In 2015, it was announced that Brazilian independent filmmakers were planning to produce a documentary about Wyllys's political career and activism. The documentary was released in 2016 with the title "Entre os Homens de Bem" (Among Virtuous Men). The documentary focuses on the political arena in Brazil and addresses topics such as gay marriage and LGBT rights, and features Wyllys and his conservative opponents.

==== Resignation ====
Wyllys was re-elected to a third term as a member of Congress in the 2018 election. However, the campaign took a toll on him. His close friend, Rio de Janeiro city councillor Marielle Franco, was fatally shot in March 2018. In January 2019, just days before the February 1 swearing-in of the 56th Congress, Wyllys released a note from overseas stating that he would not return to Brazil due to alleged death threats and that he would not assume his position as congressman.

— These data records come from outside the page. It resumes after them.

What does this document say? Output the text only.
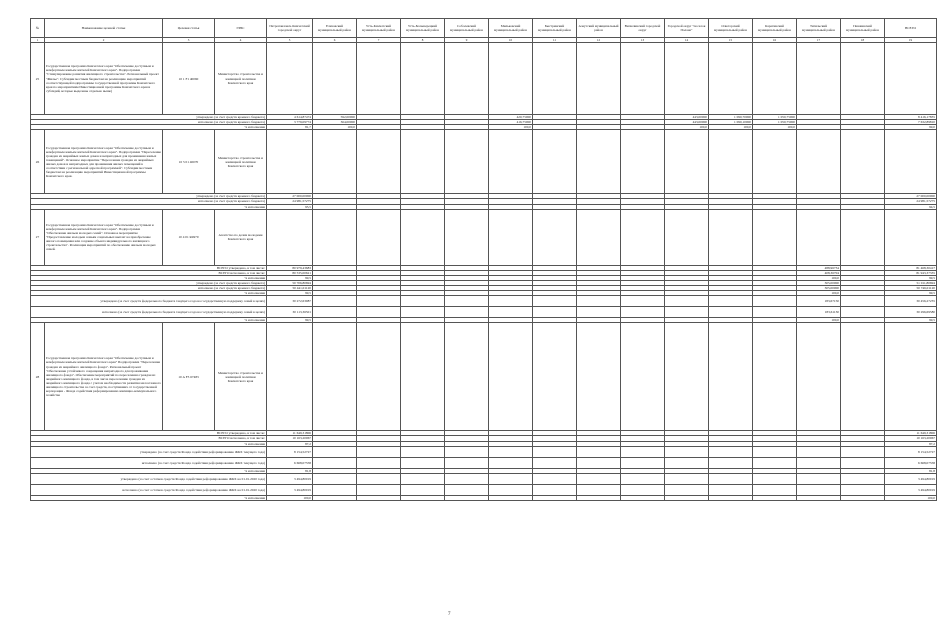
№	Наименование целевой статьи	Целевая статья	ГРБС	Петропавловск-Камчатский городской округ	Елизовский муниципальный район	Усть-Камчатский муниципальный район	Усть-Большерецкий муниципальный район	Соболевский муниципальный район	Мильковский муниципальный район	Быстринский муниципальный район	Алеутский муниципальный район	Вилючинский городской округ	Городской округ "поселок Палана"	Олюторский муниципальный район	Карагинский муниципальный район	Тигильский муниципальный район	Пенжинский муниципальный район	ВСЕГО
1	2	3	4	5	6	7	8	9	10	11	12	13	14	15	16	17	18	19
25	Государственная программа Камчатского края "Обеспечение доступным и комфортным жильем жителей Камчатского края". Подпрограмма "Стимулирование развития жилищного строительства". Региональный проект "Жилье". Субсидии местным бюджетам на реализацию мероприятий соответствующей подпрограммы государственной программы Камчатского края по мероприятиям Инвестиционной программы Камчатского края и субсидий, которые выделены отдельно выше)	10 1 F1 40060	Министерство строительства и жилищной политики Камчатского края															
утверждено (за счет средств краевого бюджета)				4 614,87474	592,00000				420,75000				443,00000	1 090,70000	1 050,75000			8 416,17835
исполнено (за счет средств краевого бюджета)				3 779,09774	364,00000				416,75000				443,00000	1 090,10000	1 050,75000			7 632,89810
% исполнения				81,7	100,0				100,0				100,0	100,0	100,0			99,0
26	Государственная программа Камчатского края "Обеспечение доступным и комфортным жильем жителей Камчатского края". Подпрограмма "Переселение граждан из аварийных жилых домов и непригодных для проживания жилых помещений". Основное мероприятие "Переселение граждан из аварийных жилых домов и непригодных для проживания жилых помещений в соответствии с региональной адресной программой". Субсидии местным бюджетам на реализацию мероприятий Инвестиционной программы Камчатского края.	10 5 01 40070	Министерство строительства и жилищной политики Камчатского края															
утверждено (за счет средств краевого бюджета)				27 000,00000														27 000,00000
исполнено (за счет средств краевого бюджета)				24 981,57275														24 981,57275
% исполнения				93,5														94,5
27	Государственная программа Камчатского края "Обеспечение доступным и комфортным жильем жителей Камчатского края". Подпрограмма "Обеспечение жильем молодых семей". Основное мероприятие "Предоставление молодым семьям социальных выплат на приобретение жилого помещения или создание объекта индивидуального жилищного строительства". Реализация мероприятий по обеспечению жильем молодых семей.	10 4 01 R4970	Агентство по делам молодежи Камчатского края															
ВСЕГО утверждено, в том числе:				80 979,43683												488,96734		81 468,30417
ВСЕГО исполнено, в том числе:				80 535,00621												408,36704		81 943,37335
% исполнения				99,5												100,0		99,5
утверждено (за счет средств краевого бюджета)				50 706,80694												305,00000		51 011,80694
исполнено (за счет средств краевого бюджета)				50 441,01120												305,00000		50 746,01120
% исполнения				99,5												100,0		99,5
утверждено (за счет средств федерального бюджета текущего года на государственную поддержку семей в целях)				30 272,63087												183,67150		30 456,27235
исполнено (за счет средств федерального бюджета текущего года на государственную поддержку семей в целях)				30 113,36501												183,61130		30 296,69580
% исполнения				99,5												100,0		99,5
28	Государственная программа Камчатского края "Обеспечение доступным и комфортным жильем жителей Камчатского края" Подпрограмма "Переселение граждан из аварийного жилищного фонда". Региональный проект "Обеспечение устойчивого сокращения непригодного для проживания жилищного фонда". Обеспечение мероприятий по переселению граждан из аварийного жилищного фонда, в том числе переселению граждан из аварийного жилищного фонда с учетом необходимости развития малоэтажного жилищного строительства за счет средств, поступивших от государственной корпорации - Фонда содействия реформированию жилищно-коммунального хозяйства	10 А F3 67483	Министерство строительства и жилищной политики Камчатского края															
ВСЕГО утверждено, в том числе:				11 649,31806														11 649,31806
ВСЕГО исполнено, в том числе:				10 163,20067														10 163,20067
% исполнения				87,2														87,2
утверждено (за счет средств Фонда содействия реформированию ЖКХ текущего года)				8 154,52727														8 154,52727
исполнено (за счет средств Фонда содействия реформированию ЖКХ текущего года)				6 668,07558														6 668,07558
% исполнения				81,8														81,8
утверждено (за счет остатков средств Фонда содействия реформированию ЖКХ на 01.01.2020 года)				3 494,80019														3 494,80019
исполнено (за счет остатков средств Фонда содействия реформированию ЖКХ на 01.01.2020 года)				3 494,80019														3 494,80019
% исполнения				100,0														100,0
7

He told the Folha de São Paulo newspaper that he did not want to live four years under close security watch. He was replaced in the Chamber of Deputies by David Miranda. Soon after news of Wyllys' resignation broke, President Bolsonaro reacted on Twitter, by posting the phrase "Great day" followed by a "thumbs-up" emoji. His son, Carlos Bolsonaro, also tweeted: "Godspeed and be happy".

=== Life after Congress ===
As of 2022, Wyllys is performing doctoral research on “fake news” at the University of Barcelona. He returned to Brazil for the first time in July 2023. In May 2024, he called for Lula to not run for a fourth term in 2026, instead endorsing Simone Tebet as a potential successor.